Anonymous ID: 2dec49 Oct. 29, 2018, 2:15 p.m. No.3654942   🗄️.is 🔗kun

https://law.stackexchange.com/questions/14813/can-the-usa-military-be-used-as-a-police-force-domestically

 

And of course, you have the general law, predating the Posse Comitatus Act, which the Act was in no way meant to modify: the Insurrection Act. Remember how I said the Posse Comitatus Act was meant to deal with informal use of soldiers as a posse? The Insurrection Act represents what was considered an acceptable use of soldiers: authorized by the President himself, as the ultimate tool through which the United States exercises its sovereign authority within its borders.
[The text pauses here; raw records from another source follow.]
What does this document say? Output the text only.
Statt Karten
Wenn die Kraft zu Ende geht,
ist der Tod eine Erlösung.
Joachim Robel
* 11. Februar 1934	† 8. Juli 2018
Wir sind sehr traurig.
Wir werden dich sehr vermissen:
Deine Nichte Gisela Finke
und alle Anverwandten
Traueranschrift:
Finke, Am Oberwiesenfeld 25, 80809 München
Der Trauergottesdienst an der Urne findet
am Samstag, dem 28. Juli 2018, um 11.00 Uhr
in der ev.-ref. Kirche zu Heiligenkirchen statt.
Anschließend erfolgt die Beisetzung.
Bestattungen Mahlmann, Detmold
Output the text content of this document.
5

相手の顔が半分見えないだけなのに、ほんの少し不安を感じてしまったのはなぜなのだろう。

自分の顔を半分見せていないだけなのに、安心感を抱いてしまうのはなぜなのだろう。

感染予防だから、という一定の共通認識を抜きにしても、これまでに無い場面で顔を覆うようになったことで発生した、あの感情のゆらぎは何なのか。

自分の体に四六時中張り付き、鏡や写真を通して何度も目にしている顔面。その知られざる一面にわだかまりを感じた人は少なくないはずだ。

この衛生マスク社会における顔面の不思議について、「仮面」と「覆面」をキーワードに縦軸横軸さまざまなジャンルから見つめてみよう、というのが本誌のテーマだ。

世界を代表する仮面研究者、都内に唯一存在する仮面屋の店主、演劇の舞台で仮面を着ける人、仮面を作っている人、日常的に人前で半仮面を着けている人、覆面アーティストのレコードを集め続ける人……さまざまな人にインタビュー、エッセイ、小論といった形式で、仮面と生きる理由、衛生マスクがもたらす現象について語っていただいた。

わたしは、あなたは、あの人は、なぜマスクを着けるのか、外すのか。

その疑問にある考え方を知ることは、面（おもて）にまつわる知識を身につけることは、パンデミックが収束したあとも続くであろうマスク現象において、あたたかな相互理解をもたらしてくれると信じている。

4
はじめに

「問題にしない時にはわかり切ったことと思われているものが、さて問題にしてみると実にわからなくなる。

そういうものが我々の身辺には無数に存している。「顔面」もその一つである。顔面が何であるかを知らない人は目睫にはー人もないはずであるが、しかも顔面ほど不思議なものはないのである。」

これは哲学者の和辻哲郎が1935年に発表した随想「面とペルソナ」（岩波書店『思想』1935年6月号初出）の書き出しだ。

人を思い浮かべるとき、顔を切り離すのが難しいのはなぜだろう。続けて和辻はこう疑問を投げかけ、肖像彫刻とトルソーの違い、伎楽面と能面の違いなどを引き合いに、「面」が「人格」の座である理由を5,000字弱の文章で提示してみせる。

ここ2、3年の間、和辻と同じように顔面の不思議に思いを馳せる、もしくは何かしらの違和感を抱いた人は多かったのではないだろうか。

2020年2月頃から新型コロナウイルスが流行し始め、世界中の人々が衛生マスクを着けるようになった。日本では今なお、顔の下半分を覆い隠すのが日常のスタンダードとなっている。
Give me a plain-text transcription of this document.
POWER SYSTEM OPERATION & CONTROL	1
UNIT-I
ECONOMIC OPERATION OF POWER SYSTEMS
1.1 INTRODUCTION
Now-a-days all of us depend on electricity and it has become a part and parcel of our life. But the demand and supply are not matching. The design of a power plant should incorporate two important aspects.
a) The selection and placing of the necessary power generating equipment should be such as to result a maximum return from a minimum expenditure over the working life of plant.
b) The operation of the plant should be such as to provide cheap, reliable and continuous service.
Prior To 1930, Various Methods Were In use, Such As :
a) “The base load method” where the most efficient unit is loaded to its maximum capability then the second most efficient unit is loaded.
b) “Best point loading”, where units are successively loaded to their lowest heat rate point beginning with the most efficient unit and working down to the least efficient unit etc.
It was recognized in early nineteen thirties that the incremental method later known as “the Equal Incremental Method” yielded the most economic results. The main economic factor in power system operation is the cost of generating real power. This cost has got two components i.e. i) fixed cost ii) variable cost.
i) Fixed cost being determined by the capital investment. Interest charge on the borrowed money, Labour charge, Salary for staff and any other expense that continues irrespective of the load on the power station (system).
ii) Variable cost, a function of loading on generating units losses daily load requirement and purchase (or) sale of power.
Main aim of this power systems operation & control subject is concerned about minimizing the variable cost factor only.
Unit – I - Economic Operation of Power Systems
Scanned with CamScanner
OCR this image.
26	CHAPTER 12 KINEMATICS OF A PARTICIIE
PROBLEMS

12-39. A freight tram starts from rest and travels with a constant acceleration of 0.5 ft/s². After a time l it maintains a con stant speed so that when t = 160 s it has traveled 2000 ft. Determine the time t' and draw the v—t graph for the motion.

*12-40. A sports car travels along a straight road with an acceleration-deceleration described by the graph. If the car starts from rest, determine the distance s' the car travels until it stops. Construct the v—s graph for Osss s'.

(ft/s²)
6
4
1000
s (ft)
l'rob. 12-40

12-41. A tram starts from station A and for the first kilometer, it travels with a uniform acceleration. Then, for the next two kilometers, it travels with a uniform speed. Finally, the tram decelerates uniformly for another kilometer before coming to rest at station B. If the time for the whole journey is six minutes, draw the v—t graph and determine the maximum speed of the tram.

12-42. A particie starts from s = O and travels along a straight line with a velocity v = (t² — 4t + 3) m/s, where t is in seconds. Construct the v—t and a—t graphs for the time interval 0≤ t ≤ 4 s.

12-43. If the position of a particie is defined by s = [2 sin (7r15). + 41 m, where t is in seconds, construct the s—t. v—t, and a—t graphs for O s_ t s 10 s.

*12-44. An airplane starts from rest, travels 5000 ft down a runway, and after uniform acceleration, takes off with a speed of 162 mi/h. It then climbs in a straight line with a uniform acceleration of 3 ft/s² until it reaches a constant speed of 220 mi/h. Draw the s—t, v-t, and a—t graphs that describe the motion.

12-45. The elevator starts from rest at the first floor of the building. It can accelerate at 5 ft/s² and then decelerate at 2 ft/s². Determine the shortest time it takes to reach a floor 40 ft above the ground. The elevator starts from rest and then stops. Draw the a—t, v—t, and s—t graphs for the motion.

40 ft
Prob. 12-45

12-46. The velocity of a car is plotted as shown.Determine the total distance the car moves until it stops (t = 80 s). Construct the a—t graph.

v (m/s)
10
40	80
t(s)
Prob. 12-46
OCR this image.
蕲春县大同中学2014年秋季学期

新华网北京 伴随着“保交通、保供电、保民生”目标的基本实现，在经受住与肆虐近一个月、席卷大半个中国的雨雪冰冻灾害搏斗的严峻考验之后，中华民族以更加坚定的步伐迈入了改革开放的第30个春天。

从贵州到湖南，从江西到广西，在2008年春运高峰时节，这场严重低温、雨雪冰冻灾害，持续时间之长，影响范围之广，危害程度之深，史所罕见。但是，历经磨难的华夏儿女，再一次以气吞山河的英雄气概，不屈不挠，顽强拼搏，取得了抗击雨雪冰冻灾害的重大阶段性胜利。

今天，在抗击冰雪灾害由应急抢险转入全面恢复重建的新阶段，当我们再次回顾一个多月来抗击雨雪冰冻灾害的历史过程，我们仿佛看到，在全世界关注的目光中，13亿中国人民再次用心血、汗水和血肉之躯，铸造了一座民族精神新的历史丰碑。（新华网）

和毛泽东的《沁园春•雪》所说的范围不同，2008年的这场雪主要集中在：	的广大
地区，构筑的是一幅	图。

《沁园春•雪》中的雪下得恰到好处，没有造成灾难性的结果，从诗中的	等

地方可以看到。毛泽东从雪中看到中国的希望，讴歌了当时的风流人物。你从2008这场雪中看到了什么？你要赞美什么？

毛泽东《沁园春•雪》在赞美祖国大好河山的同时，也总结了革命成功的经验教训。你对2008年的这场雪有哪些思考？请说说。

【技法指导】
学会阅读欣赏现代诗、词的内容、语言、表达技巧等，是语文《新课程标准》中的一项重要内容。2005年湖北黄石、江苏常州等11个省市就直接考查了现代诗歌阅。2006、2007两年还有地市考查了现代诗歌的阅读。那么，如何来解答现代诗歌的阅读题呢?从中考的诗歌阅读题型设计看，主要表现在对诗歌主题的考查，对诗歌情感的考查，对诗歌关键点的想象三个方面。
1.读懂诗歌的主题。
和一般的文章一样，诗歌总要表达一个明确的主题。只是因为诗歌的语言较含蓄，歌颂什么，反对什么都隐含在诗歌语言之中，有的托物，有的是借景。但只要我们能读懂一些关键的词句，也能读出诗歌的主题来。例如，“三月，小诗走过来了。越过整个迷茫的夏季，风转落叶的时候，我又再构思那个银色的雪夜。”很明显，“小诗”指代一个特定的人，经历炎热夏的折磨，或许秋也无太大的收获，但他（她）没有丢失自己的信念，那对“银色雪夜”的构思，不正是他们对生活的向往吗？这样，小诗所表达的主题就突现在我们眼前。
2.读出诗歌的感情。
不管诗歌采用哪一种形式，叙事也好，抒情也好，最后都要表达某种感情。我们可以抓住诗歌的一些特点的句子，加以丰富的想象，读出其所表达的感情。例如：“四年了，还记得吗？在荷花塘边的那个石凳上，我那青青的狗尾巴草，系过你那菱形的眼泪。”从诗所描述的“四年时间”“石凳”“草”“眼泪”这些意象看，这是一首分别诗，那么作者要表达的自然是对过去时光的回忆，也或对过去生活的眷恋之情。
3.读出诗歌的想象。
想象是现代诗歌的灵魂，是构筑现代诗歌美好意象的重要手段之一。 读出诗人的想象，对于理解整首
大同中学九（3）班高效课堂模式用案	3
Source (CRS). Use of soldiers is a last resort; the President may only approve it under the Insurrection Act when he determines that the civil authorities are unwilling or unable to enforce the laws. The President must make a proclamation ordering those involved to disperse. But once the President has invoked the Insurrection Act, the Posse Comitatus Act does not apply. Under applicable DoD policy, enclosure 3, section 1.b, action under the Insurrection Act is a category of permissible direct assistance that is not restricted by law or DoD policy. A commander may choose not to deploy soldiers for law enforcement tasks (as happened in the LA riots), but the Insurrection Act perfectly falls under the exception in the Posse Comitatus Act (which is not surprising, seeing as it was written after the Insurrection Act with no intention of changing that law).

 

Interestingly enough, despite the Posse Comitatus Act apparently forbidding this, DoD policy recognizes two situations where the military may directly assist civil law enforcement in an emergency without any statutory authority. DoD bases this on implicit constitutional authority, specifically:

 

the inherent legal right of the U.S. Government - a sovereign national entity under the Federal Constitution - to insure the preservation of public order and the carrying out of governmental operations within its territorial limits, by force if necessary.

 

When there is an unexpected large-scale civil disturbance that local authorities are powerless to stop, local military commanders may intervene to stop widespread loss of life or wanton destruction and restore order to the point that civil authorities can take over, as well to protect federal property and functions if civil authorities cannot.